Ao submeter essas células a danos no DNA, os pesquisadores observaram respostas distintas. As análises confirmaram que a ausência de HJURP compromete o processo de reparo, enquanto sua presença facilita a correção dos danos no DNA, promovendo a sobrevivência das células tumorais. “Conseguimos identificar os eventos de reparo que ocorriam ao redor das quebras de DNA e observamos que a HJURP era recrutada diretamente para esses locais de dano”, explica Valeria.

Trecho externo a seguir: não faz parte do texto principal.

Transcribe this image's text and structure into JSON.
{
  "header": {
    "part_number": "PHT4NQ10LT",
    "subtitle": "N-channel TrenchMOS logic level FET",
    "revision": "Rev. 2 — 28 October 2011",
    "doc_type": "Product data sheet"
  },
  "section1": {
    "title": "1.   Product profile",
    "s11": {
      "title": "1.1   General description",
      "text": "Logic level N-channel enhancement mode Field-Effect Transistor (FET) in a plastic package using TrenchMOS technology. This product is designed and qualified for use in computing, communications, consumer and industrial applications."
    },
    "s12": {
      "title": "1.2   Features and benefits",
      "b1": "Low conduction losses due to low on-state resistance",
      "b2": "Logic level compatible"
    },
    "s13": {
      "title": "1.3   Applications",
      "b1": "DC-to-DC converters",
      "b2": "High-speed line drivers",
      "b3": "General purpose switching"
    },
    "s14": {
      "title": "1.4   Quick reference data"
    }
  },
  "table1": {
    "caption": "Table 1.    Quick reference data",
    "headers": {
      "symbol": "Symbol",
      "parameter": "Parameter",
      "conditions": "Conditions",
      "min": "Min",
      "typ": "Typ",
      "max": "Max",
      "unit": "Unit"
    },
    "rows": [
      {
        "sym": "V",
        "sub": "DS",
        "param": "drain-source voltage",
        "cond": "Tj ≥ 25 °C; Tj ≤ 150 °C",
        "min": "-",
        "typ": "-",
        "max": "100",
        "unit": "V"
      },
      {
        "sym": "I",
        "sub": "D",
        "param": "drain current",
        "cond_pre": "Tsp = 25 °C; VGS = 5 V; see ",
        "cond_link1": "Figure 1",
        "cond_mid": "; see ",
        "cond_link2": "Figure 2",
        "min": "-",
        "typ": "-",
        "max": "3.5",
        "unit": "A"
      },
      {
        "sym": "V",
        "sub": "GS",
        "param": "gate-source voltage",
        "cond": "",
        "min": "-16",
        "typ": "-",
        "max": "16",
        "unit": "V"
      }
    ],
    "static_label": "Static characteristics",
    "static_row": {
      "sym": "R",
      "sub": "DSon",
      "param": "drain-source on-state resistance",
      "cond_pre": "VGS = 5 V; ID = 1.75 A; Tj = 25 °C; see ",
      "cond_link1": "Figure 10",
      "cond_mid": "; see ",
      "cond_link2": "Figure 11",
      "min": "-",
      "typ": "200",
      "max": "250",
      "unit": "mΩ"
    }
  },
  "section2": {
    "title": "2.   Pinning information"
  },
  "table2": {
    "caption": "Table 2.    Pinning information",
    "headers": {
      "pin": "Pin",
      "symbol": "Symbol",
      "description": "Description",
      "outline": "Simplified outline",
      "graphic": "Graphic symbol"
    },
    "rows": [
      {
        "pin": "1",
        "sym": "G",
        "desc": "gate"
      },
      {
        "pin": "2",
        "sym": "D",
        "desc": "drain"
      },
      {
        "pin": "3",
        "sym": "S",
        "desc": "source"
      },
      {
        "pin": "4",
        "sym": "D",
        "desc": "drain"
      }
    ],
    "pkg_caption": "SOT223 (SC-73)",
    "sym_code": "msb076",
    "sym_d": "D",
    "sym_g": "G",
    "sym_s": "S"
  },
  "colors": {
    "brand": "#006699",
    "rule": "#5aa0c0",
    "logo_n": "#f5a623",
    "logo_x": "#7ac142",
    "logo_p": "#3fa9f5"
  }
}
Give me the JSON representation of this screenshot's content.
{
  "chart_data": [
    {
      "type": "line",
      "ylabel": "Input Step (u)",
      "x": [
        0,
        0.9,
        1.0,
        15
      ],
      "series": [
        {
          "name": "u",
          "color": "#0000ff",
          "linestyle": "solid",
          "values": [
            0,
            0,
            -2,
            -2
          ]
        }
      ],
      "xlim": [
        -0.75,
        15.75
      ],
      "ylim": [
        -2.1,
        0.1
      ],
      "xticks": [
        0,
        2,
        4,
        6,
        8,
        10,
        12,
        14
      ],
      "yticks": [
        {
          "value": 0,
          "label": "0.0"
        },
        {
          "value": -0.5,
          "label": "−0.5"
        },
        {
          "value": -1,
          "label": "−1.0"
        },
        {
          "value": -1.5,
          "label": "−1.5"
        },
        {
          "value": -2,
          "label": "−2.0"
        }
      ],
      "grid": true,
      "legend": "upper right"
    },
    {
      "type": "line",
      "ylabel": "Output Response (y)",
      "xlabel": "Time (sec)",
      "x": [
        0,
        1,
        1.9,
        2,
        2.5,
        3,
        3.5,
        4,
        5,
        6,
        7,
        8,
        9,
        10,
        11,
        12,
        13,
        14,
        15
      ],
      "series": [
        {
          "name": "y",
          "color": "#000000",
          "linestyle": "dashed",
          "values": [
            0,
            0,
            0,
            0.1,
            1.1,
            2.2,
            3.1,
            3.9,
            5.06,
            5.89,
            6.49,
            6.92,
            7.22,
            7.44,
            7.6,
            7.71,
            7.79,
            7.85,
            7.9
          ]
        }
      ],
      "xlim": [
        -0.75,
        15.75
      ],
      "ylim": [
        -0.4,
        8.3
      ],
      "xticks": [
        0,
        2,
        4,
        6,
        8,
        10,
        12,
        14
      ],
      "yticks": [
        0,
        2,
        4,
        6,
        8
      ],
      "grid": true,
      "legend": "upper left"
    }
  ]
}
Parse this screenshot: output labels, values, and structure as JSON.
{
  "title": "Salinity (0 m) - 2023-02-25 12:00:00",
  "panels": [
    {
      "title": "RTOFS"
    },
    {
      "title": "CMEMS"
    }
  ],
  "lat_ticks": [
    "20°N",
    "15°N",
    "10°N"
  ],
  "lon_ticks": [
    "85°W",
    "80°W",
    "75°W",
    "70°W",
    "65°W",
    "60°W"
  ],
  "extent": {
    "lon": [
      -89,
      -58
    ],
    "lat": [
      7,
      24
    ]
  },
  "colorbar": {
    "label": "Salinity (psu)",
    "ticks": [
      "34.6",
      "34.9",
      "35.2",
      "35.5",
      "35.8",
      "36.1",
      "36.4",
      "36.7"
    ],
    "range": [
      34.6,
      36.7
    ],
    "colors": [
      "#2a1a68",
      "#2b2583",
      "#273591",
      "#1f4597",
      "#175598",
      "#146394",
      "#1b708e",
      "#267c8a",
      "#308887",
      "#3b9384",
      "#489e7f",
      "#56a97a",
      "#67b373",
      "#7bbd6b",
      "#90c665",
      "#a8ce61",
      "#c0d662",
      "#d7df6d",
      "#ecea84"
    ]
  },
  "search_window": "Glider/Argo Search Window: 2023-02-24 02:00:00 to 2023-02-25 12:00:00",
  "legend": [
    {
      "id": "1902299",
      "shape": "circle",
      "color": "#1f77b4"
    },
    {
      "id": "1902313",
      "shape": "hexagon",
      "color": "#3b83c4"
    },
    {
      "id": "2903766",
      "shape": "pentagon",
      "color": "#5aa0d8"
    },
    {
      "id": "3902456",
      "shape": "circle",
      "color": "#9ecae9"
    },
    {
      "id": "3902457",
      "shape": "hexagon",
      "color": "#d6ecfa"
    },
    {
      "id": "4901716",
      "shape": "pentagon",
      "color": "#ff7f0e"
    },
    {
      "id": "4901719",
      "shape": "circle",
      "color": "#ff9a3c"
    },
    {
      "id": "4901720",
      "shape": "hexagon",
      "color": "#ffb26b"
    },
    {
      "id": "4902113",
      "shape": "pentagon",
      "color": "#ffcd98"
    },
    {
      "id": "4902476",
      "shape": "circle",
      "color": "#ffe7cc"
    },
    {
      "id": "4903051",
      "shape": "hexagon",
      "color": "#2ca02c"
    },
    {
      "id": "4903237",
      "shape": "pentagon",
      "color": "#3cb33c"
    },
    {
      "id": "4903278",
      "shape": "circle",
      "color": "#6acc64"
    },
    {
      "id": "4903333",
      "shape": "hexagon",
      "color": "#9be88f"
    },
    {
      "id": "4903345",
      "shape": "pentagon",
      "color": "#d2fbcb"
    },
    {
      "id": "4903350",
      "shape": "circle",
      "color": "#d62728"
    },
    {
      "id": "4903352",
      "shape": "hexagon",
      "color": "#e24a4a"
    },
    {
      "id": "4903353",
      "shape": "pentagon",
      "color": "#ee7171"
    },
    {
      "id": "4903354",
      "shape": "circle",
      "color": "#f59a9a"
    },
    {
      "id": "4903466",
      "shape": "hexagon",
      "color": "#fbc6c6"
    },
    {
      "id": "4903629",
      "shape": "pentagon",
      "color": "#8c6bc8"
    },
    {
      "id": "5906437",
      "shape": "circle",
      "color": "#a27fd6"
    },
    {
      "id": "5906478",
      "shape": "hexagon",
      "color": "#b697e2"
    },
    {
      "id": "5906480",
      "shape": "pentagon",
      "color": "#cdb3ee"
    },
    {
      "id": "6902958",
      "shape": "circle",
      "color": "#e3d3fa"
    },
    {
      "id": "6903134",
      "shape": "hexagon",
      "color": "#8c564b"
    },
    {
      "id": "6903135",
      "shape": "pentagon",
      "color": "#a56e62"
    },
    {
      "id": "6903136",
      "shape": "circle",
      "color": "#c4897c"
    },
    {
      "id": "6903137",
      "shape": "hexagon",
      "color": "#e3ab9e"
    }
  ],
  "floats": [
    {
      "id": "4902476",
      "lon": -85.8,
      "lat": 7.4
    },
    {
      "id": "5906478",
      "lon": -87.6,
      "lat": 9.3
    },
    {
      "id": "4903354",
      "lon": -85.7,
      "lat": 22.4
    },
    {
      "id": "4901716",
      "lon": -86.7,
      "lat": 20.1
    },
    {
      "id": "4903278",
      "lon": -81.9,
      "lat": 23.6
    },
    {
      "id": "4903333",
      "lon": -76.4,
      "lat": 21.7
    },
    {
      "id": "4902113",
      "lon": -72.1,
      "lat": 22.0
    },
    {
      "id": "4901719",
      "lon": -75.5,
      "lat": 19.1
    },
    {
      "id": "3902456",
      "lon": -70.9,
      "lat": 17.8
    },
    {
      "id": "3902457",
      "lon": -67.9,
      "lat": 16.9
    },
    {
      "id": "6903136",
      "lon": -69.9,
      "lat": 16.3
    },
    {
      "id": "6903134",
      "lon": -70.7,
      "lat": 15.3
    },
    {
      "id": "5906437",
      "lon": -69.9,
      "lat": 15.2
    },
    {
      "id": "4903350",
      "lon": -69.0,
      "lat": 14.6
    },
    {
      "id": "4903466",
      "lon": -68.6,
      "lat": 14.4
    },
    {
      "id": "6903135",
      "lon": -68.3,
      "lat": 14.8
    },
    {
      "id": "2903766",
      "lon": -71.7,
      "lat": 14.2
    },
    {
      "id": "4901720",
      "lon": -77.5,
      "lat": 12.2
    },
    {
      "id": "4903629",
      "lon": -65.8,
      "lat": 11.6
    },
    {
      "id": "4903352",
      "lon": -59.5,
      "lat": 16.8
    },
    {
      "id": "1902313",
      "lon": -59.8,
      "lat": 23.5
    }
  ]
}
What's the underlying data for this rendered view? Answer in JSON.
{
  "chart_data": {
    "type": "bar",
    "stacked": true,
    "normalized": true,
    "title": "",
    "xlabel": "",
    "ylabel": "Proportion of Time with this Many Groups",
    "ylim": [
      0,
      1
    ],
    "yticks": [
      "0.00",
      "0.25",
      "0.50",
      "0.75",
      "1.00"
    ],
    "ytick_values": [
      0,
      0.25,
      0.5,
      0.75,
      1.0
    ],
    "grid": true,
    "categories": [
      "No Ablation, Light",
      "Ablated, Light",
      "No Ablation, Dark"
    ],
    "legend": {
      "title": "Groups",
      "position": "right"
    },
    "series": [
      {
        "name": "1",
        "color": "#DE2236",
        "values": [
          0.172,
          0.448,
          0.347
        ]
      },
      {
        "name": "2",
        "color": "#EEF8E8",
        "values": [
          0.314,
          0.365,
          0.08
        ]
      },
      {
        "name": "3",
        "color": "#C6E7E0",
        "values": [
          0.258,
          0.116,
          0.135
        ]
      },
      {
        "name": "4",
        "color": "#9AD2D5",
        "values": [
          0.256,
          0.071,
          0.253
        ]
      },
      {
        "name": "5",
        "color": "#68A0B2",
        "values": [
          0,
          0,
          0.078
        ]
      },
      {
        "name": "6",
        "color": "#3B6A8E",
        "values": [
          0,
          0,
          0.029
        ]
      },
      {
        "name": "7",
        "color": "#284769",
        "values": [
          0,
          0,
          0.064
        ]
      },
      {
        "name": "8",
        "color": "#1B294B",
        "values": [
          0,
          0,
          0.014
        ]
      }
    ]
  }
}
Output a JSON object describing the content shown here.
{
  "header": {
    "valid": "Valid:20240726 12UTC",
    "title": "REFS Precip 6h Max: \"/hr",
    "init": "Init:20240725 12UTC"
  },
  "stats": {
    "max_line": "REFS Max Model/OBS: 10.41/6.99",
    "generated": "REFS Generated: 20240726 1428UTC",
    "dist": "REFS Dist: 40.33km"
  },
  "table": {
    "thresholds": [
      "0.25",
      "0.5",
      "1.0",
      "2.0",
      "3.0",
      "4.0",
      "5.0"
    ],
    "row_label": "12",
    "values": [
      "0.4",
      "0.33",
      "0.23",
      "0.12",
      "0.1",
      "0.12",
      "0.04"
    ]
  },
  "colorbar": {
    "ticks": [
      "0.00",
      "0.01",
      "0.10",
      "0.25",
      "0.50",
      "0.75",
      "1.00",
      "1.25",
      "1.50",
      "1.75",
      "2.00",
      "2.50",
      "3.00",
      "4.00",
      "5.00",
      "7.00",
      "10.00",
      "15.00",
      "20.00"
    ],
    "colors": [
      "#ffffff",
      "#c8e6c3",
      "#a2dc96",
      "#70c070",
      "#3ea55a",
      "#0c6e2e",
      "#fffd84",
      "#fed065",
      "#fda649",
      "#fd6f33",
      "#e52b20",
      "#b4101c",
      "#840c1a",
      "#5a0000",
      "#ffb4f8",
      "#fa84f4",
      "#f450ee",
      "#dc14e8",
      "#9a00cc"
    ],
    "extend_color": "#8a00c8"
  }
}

Durante seu doutorado sanduíche no Dana-Farber Cancer Institute, em Boston, Serafim teve acesso a ferramentas tecnológicas avançadas que permitiram distinguir as funções da HJURP no reparo de DNA. A pesquisa foi conduzida utilizando modelos celulares, com linhagens de células tumorais isoladas e cultivadas em laboratório. Essas linhagens permitiram um ambiente controlado para analisar as respostas celulares e avançar na compreensão de como a proteína HJURP contribui para a resistência das células tumorais aos tratamentos.
De acordo com a professora da FCF, um dos próximos passos é investigar a relação dessa proteína com a resistência à radiação em outros tipos de tumores. Além disso, a equipe de Valeria pretende explorar se essa proteína também está envolvida na resistência à quimioterapia.
A pesquisa foi financiada pela Fundação de Amparo à Pesquisa do Estado de São Paulo (Fapesp), através dos projetos 2022/09066-3, 2013/13465-1, 2018/05018-9), Conselho Nacional de Desenvolvimento Científico e Tecnológico (CNPq) e Coordenação de Aperfeiçoamento de Pessoal de Nível Superior (Capes), contando com a colaboração de parceiros internacionais, como o professor Brendan Price, especialista em reparo de DNA, cuja expertise foi fundamental para a conclusão do estudo.